Nach PSOE und PP gibt es die meisten Fälle in der CC

Die kanarische Nationalis­tenpartei Coalición Canaria (CC) steht an dritter Stelle der Korruptionsstatistik spanischer Parteien.

Madrid – Platz Eins belegt die sozialistische PSOE mit 264 Fällen, die derzeit vor Gericht untersucht werden, Platz Zwei die konservative PP mit 200 Fällen und Platz Drei die CC mit 43 Fällen, so gab Generalstaatsanwalt Cándido Conde-Pumpido jetzt vor dem spanischen Kongress bekannt.

Ein unrühmliches Ergebnis für die Kanaren-Partei, zumal da es sich um eine Regionalpartei handelt, während die anderen beiden Parteien in ganz Spanien vertreten sind. Im Vergleich dazu sieht die baskische Nationalistenpartei PNV mit 3 Korruptionsfällen nachgerade sauber aus.

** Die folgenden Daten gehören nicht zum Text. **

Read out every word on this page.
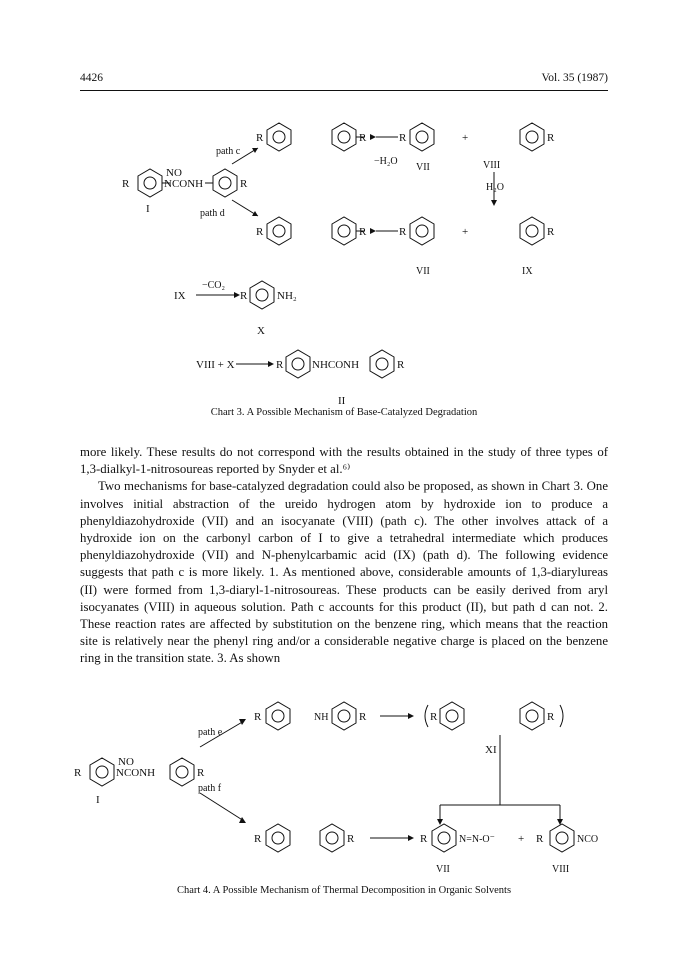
4426	Vol. 35 (1987)
R
NO
NCONH	R
I
path c
path d
R	R	R
−H₂O
+	R
VII	VIII
H₂O
R	R	R	+	R
VII	IX
IX
−CO₂
R	NH₂
X
VIII + X	R	NHCONH	R
II
Chart 3. A Possible Mechanism of Base-Catalyzed Degradation

more likely. These results do not correspond with the results obtained in the study of three types of 1,3-dialkyl-1-nitrosoureas reported by Snyder et al.⁶⁾

Two mechanisms for base-catalyzed degradation could also be proposed, as shown in Chart 3. One involves initial abstraction of the ureido hydrogen atom by hydroxide ion to produce a phenyldiazohydroxide (VII) and an isocyanate (VIII) (path c). The other involves attack of a hydroxide ion on the carbonyl carbon of I to give a tetrahedral intermediate which produces phenyldiazohydroxide (VII) and N-phenylcarbamic acid (IX) (path d). The following evidence suggests that path c is more likely. 1. As mentioned above, considerable amounts of 1,3-diarylureas (II) were formed from 1,3-diaryl-1-nitrosoureas. These products can be easily derived from aryl isocyanates (VIII) in aqueous solution. Path c accounts for this product (II), but path d can not. 2. These reaction rates are affected by substitution on the benzene ring, which means that the reaction site is relatively near the phenyl ring and/or a considerable negative charge is placed on the benzene ring in the transition state. 3. As shown

R
NO
NCONH	R
I
path e
path f
R	NH	R	R	R
XI
R	R	R	N=N-O⁻ + R	NCO
VII	VIII
Chart 4. A Possible Mechanism of Thermal Decomposition in Organic Solvents
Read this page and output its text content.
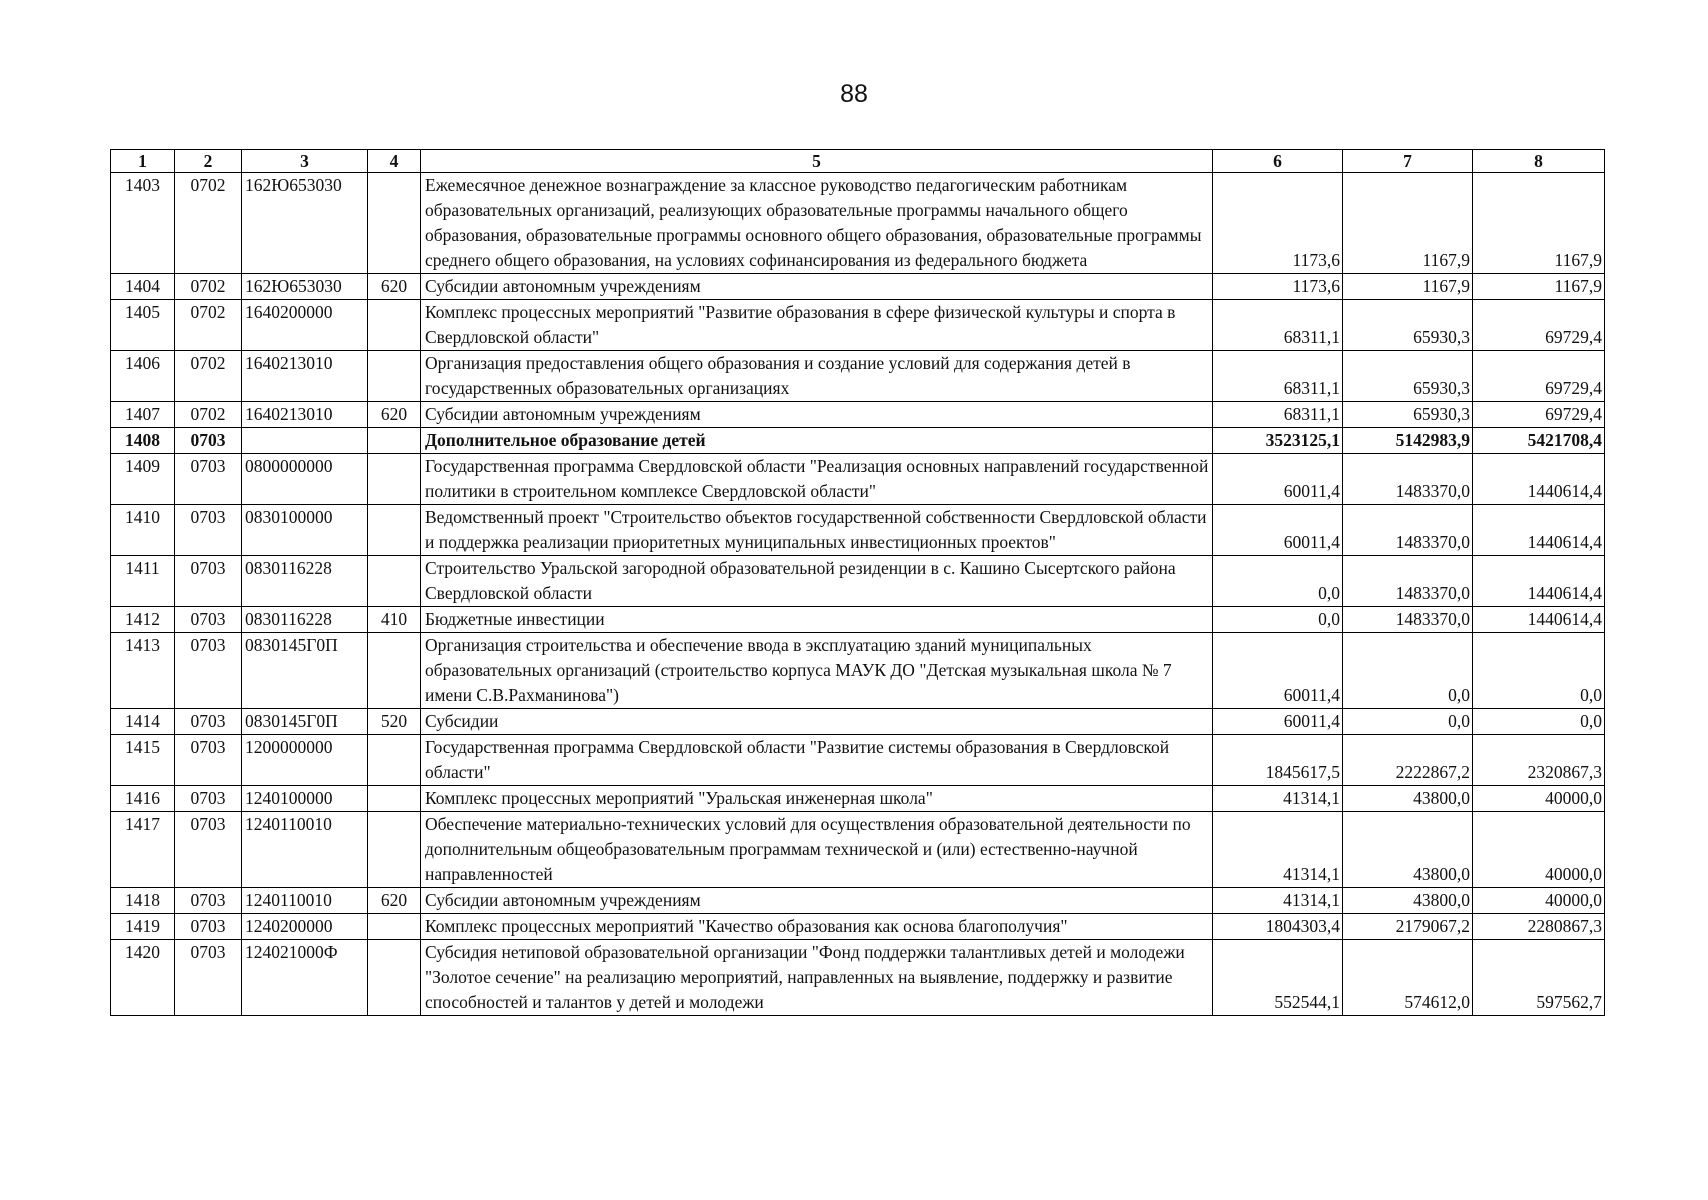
88
1	2	3	4	5	6	7	8
1403	0702	162Ю653030		Ежемесячное денежное вознаграждение за классное руководство педагогическим работникам образовательных организаций, реализующих образовательные программы начального общего образования, образовательные программы основного общего образования, образовательные программы среднего общего образования, на условиях софинансирования из федерального бюджета	1173,6	1167,9	1167,9
1404	0702	162Ю653030	620	Субсидии автономным учреждениям	1173,6	1167,9	1167,9
1405	0702	1640200000		Комплекс процессных мероприятий "Развитие образования в сфере физической культуры и спорта в Свердловской области"	68311,1	65930,3	69729,4
1406	0702	1640213010		Организация предоставления общего образования и создание условий для содержания детей в государственных образовательных организациях	68311,1	65930,3	69729,4
1407	0702	1640213010	620	Субсидии автономным учреждениям	68311,1	65930,3	69729,4
1408	0703			Дополнительное образование детей	3523125,1	5142983,9	5421708,4
1409	0703	0800000000		Государственная программа Свердловской области "Реализация основных направлений государственной политики в строительном комплексе Свердловской области"	60011,4	1483370,0	1440614,4
1410	0703	0830100000		Ведомственный проект "Строительство объектов государственной собственности Свердловской области и поддержка реализации приоритетных муниципальных инвестиционных проектов"	60011,4	1483370,0	1440614,4
1411	0703	0830116228		Строительство Уральской загородной образовательной резиденции в с. Кашино Сысертского района Свердловской области	0,0	1483370,0	1440614,4
1412	0703	0830116228	410	Бюджетные инвестиции	0,0	1483370,0	1440614,4
1413	0703	0830145Г0П		Организация строительства и обеспечение ввода в эксплуатацию зданий муниципальных образовательных организаций (строительство корпуса МАУК ДО "Детская музыкальная школа № 7 имени С.В.Рахманинова")	60011,4	0,0	0,0
1414	0703	0830145Г0П	520	Субсидии	60011,4	0,0	0,0
1415	0703	1200000000		Государственная программа Свердловской области "Развитие системы образования в Свердловской области"	1845617,5	2222867,2	2320867,3
1416	0703	1240100000		Комплекс процессных мероприятий "Уральская инженерная школа"	41314,1	43800,0	40000,0
1417	0703	1240110010		Обеспечение материально-технических условий для осуществления образовательной деятельности по дополнительным общеобразовательным программам технической и (или) естественно-научной направленностей	41314,1	43800,0	40000,0
1418	0703	1240110010	620	Субсидии автономным учреждениям	41314,1	43800,0	40000,0
1419	0703	1240200000		Комплекс процессных мероприятий "Качество образования как основа благополучия"	1804303,4	2179067,2	2280867,3
1420	0703	124021000Ф		Субсидия нетиповой образовательной организации "Фонд поддержки талантливых детей и молодежи "Золотое сечение" на реализацию мероприятий, направленных на выявление, поддержку и развитие способностей и талантов у детей и молодежи	552544,1	574612,0	597562,7
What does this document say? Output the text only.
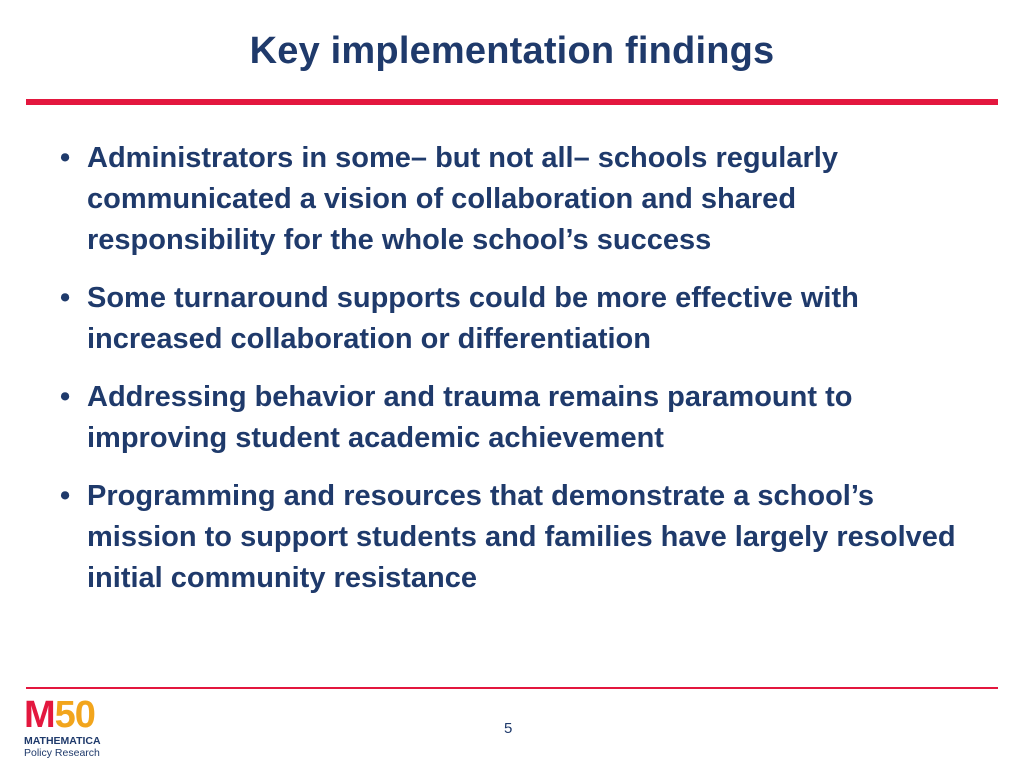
Key implementation findings
• Administrators in some– but not all– schools regularly communicated a vision of collaboration and shared responsibility for the whole school’s success
• Some turnaround supports could be more effective with increased collaboration or differentiation
• Addressing behavior and trauma remains paramount to improving student academic achievement
• Programming and resources that demonstrate a school’s mission to support students and families have largely resolved initial community resistance
M50
MATHEMATICA
Policy Research
5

Conde-Pumpido äußerte seine Sorge über Unterstellungen, dass Korruptionsfälle je nach Parteizugehörigkeit verfolgt werden: „Das stimmt in keiner Weise mit der Realität im Jus­tizministerium überein. Die Täter – Korrupte wie Korrumpierende – werden ausschließlich aufgrund der Delikte belangt, die sie begangen haben, egal in welchem Amt sie sich befinden.“

Ebenso wies er die Anschuldigung zurück, das Justizminis­terium verfolge Korruptionsfälle unter Einfluss der vorherrschenden politischen Strömungen und Schlagzeilen, die an die Medien gefiltert werden. „Bei Prozessen unter Verschluss gibt es immer undichte Stellen, doch liegen diese nicht innerhalb des Justizministeriums, sondern es handelt sich grundsätzlich um Personen, die in die Ermittlungen einbezogen sind.“ Hier wies er auf den großen Korruptionsskandal Gürtel hin, in dem die Antikorruptionseinheiten monatelang ermittelten, ohne dass den Medien Informationen darüber zugespielt worden seien, was die absolute Diskretion der Staatsanwälte beweise.

Der Generalstaatsanwalt legte auch Wert darauf, dem Bürger den Eindruck zu vermitteln, dass das Land keineswegs von Korruption unterwandert ist. Wenn man von rund 66.000 Stadträten, Bürgermeistern und Politikern auf Regional- und Staatsebene ausgehe und rund 700 Korruptionsfälle zur Verhandlung anstünden, so sei die Rede von rund einem Prozent.